RISCHIO SISMICO: SANTORO, GARANTITE RISORSE PER MICROZONAZIONE

Trieste, 28 gen - "La prevenzione del rischio sismico nella nostra regione resta una priorità. Finalmente stiamo componendo un sistema organico, messo a disposizione dei cittadini e dei tecnici incaricati, di lettura del rischio delle aree rispetto a tutti gli interventi edilizi. Ciò è possibile grazie alla predisposizione dei vari studi comunali di microzonazione sismica che individuano le aree più o meno stabili sotto l'azione di un evento tellurico. In questo modo assicuriamo l'uniformità di lettura su tutto il territorio regionale dell'applicazione delle tecniche preventive".

L'assessore regionale all'Edilizia e ai Lavori pubblici del Friuli Venezia Giulia Mariagrazia Santoro ha commentato così l'esito positivo dell'incontro, tenutosi nei giorni scorsi nella sede della Protezione civile di Palmanova, con i rappresentanti del Dipartimento nazionale della Protezione civile e con i professionisti incaricati, in collaborazione con l'Ordine dei Geologi.

Una riunione sulla redazione degli studi della cosiddetta Condizione Limite per l'Emergenza (CLE), che hanno lo scopo di individuare le attività, i luoghi dove tali attività sono espletate, i collegamenti tra le unità operative e le criticità delle aree abitative, in modo da assicurare - assieme al Piano per la gestione dell'Emergenza - la migliore assistenza alla popolazione nel caso di un'emergenza sismica.

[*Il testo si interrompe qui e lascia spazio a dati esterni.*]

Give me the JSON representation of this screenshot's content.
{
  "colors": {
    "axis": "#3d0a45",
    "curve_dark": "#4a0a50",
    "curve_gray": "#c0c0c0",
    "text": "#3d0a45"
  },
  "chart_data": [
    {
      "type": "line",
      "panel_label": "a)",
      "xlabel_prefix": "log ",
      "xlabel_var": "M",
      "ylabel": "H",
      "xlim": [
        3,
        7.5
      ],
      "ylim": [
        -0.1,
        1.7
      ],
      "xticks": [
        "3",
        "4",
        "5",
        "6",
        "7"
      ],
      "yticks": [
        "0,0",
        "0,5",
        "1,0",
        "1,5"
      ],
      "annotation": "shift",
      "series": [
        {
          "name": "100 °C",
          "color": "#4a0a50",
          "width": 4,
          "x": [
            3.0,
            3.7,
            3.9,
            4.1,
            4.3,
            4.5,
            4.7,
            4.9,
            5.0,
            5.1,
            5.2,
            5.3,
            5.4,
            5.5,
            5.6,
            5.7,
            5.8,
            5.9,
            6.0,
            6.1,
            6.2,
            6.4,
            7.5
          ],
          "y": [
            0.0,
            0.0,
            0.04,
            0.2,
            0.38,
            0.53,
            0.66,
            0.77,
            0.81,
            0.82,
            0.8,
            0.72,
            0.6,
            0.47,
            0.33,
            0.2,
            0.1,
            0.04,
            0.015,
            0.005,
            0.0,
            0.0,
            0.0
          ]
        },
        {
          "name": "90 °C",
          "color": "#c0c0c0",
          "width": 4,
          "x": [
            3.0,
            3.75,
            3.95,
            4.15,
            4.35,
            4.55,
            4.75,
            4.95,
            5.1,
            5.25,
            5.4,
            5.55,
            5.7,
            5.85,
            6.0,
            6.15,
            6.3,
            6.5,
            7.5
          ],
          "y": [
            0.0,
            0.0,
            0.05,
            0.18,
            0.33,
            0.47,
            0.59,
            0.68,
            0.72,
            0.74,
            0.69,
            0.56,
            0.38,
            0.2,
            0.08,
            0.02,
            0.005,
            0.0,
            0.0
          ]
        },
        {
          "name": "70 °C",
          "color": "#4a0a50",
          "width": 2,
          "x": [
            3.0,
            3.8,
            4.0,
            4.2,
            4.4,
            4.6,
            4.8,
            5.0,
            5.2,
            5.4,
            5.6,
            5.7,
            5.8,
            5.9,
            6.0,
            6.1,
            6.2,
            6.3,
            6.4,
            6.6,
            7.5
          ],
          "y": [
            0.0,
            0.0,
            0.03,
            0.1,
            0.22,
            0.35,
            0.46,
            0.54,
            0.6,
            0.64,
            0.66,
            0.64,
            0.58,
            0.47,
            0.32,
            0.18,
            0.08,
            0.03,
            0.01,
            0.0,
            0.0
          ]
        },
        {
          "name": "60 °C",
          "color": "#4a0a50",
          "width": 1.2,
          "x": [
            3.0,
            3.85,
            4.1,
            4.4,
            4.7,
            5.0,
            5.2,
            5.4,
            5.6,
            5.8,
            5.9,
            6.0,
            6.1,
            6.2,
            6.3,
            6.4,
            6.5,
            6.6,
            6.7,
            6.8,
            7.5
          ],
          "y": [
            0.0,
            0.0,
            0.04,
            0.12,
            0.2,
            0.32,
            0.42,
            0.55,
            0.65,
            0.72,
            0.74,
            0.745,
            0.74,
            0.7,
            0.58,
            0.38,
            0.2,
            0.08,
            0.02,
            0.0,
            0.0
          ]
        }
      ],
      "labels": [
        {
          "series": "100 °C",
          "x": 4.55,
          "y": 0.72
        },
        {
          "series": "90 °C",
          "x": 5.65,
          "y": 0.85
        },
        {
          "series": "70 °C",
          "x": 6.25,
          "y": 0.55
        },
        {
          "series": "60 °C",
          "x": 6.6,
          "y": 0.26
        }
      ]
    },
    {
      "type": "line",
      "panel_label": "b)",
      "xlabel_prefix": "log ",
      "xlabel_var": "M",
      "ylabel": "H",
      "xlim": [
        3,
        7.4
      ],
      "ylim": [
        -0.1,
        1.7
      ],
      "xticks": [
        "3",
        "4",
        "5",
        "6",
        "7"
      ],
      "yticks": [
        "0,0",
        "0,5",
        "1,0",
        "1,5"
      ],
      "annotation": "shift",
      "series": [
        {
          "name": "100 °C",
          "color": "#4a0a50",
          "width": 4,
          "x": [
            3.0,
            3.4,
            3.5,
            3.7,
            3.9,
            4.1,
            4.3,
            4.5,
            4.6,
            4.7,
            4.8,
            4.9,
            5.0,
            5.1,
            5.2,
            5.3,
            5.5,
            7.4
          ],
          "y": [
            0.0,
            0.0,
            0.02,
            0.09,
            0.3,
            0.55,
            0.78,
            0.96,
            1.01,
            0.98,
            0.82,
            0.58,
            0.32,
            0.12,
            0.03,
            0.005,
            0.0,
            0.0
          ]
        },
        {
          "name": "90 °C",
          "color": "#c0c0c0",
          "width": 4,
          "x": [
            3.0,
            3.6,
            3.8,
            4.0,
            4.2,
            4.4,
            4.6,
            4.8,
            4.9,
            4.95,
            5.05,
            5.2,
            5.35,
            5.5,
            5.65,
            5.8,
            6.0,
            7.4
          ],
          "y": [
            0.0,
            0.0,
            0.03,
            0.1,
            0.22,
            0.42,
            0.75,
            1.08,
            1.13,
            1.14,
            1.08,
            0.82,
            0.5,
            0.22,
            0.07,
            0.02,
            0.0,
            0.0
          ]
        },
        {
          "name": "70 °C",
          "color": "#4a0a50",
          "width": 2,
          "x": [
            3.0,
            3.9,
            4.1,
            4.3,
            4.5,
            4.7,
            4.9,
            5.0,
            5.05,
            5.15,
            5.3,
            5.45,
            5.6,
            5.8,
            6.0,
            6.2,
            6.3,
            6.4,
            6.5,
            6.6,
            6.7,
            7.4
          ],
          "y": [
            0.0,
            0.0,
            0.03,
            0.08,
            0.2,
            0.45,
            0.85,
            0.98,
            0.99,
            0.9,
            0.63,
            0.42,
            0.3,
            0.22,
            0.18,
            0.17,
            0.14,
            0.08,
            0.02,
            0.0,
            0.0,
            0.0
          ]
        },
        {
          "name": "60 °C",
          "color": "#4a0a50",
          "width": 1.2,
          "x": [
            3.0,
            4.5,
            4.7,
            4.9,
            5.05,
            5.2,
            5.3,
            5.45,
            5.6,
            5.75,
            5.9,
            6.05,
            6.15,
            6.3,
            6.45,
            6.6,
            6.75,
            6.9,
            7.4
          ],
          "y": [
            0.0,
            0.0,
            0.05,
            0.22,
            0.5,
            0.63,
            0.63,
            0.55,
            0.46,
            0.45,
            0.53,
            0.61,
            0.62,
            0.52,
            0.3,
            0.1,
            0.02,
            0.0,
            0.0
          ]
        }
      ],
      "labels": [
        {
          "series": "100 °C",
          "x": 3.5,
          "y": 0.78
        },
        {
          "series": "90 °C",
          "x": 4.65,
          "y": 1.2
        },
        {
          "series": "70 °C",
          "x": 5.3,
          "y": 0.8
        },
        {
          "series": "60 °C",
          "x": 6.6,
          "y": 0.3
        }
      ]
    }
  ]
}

All'incontro hanno partecipato quasi tutti i tecnici incaricati della stesura dei 155 studi comunali di microzonazione simica e della CLE, con una presenza di circa 80 tecnici, oltre ai relatori.

"Nel 2014 abbiamo sbloccato risorse importanti - ha osservato nell'occasione Santoro - e abbiamo reinserito la regione Friuli Venezia Giulia nella mappatura nazionale, in ottemperanza a quanto previsto dalle ordinanze della Protezione civile nazionale che hanno messo a disposizione parte dei fondi, cui si è aggiunto un cofinanziamento regionale di circa 1,2 milioni di euro. Continueremo a garantire il cofinaziamento anche per le prossime ordinanze".

Sullo stesso tema della prevenzione, nel 2014, con un contributo di 1,4 milioni di euro, la Regione ha finanziato 45 interventi di prevenzione del rischio sismico su edifici privati e nel 2015 ne ha sostenuti ulteriori 127, per oltre 2,8 milioni di euro.